Spinning magnetic fields can cause avalanches or ripples across an area of the disk's surface, according to two physicists, Joshua Deutsch, a physics professor at the Santa Cruz campus of the University of California; and Andreas Berger of Hitachi Global Storage Technologies, who reported the effect in the US Physical Review Letter on July 13th.

When a disk read/write head is above an area of disk and writes a one or zero, it alters the magnetic polarity of the atoms in the bit underneath the head. This polarity is actually a spinning direction of the atoms.

According to them, the spin change is not a simple switch-over, as was previously thought. Instead each atom wobbbles as it spins, much like the Earth wobbles on its axis as it spins throughout the year, a phenomenon known as precession, and one that causes the seasons.

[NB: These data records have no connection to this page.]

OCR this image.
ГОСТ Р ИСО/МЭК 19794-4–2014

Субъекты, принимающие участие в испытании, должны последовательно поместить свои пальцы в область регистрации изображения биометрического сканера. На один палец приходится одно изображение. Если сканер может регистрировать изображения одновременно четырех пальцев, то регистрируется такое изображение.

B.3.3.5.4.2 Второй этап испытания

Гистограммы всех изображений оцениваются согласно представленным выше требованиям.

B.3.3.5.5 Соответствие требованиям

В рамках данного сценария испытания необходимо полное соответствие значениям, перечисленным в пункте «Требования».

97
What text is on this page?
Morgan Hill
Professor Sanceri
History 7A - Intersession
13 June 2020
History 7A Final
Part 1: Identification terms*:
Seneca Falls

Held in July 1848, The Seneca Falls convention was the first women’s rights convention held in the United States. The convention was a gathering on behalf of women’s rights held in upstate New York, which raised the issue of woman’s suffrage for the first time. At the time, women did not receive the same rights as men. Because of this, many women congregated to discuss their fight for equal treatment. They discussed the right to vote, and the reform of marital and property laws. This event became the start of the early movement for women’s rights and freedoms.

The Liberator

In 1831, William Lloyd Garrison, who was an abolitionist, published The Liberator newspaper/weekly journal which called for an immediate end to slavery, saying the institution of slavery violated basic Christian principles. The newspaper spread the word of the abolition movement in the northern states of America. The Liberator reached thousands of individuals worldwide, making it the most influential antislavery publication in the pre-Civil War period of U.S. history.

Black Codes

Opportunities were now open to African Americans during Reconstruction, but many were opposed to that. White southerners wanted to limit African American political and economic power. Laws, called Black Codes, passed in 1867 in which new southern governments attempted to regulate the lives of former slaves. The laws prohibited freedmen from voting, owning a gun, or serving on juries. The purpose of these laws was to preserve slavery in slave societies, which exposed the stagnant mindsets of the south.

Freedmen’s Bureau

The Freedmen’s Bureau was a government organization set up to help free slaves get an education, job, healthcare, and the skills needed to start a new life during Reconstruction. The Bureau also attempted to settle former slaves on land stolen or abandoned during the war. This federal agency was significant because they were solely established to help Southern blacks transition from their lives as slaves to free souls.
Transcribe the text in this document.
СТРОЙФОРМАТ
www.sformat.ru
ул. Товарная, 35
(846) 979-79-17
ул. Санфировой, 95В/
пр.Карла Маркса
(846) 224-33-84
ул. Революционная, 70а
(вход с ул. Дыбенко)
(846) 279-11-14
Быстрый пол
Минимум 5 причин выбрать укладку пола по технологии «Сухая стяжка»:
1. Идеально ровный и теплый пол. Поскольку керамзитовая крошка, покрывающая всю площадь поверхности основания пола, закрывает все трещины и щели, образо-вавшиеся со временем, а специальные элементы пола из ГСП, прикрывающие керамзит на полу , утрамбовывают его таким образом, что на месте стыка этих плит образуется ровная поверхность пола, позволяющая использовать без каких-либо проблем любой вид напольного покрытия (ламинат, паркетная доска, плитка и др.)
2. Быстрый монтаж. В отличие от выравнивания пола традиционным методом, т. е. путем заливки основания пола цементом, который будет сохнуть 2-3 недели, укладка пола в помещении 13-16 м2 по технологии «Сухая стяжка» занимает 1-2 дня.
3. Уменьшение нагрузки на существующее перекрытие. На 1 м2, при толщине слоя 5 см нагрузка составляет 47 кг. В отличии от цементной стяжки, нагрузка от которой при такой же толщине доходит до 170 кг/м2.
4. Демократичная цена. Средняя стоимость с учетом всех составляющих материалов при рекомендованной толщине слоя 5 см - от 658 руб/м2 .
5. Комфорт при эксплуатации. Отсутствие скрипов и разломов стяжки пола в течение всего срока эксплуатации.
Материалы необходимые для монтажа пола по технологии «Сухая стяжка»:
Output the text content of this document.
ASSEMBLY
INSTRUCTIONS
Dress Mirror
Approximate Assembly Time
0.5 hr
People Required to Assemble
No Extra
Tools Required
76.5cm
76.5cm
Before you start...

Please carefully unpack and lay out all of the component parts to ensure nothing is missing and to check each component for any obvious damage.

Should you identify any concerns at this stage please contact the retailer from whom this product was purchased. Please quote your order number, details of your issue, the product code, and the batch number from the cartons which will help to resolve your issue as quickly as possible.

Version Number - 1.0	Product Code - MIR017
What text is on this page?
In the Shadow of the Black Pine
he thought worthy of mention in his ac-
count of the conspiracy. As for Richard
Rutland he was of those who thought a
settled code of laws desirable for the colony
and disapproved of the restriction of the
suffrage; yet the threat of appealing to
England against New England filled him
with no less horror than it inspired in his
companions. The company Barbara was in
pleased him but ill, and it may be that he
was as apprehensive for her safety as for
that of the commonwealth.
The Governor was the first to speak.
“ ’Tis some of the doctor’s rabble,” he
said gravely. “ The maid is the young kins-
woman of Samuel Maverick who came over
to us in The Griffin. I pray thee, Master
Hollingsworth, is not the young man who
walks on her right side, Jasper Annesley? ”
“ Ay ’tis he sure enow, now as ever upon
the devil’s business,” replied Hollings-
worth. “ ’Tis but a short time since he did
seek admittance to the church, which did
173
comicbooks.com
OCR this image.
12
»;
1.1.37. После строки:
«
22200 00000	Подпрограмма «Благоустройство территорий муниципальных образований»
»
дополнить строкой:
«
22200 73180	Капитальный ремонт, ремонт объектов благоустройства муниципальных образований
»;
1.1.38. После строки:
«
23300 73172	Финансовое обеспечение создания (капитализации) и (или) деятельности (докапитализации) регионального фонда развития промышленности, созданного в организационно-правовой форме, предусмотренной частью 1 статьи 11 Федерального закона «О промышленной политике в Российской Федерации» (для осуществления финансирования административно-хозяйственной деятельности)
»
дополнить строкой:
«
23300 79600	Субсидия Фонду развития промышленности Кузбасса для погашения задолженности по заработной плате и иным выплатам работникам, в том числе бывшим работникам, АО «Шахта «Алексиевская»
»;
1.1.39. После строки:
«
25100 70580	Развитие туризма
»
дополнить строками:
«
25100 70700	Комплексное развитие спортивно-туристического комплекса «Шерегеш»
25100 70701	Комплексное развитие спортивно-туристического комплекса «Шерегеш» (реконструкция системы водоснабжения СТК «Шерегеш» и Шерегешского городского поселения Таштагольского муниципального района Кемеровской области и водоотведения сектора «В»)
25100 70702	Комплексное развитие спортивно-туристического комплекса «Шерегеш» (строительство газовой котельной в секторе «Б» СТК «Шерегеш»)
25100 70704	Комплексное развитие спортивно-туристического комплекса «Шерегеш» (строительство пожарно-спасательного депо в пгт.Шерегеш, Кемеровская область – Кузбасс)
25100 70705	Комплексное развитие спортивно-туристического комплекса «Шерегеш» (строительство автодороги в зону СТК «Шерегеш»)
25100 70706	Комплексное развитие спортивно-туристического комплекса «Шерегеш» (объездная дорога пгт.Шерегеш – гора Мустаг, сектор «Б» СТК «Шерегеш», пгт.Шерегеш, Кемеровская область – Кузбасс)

The atoms undergo spin precession, which only lasts a few nanoseconds and is then stopped by the atoms settling into their new spin direction. But while exhibiting spin procession they can exert enough force on neighboring atoms to change their spin direction also.

Thus an avalanche-like propagation of spin precession occurs before it is damped out by the magnetic recording material, as the distance from the write head increases.

The researchers suggest that recording material with a better-formulated chemistry could increase the damping effect and reduce or stop the spin precession avalanche effect. This would reduce disk drive data loss from the effect.

Such data loss is not a common occurrence but the probability of it happening increases as disk drive capacity increases, meaning a greater areal density and more closely-packed and smaller magnetic areas (bits) on the disk surface.

The scientists hope to ensure more reliable disk drives, by measuring the damping ability of potential materials for the magnetic recording layer, as well as their other magnetic properties.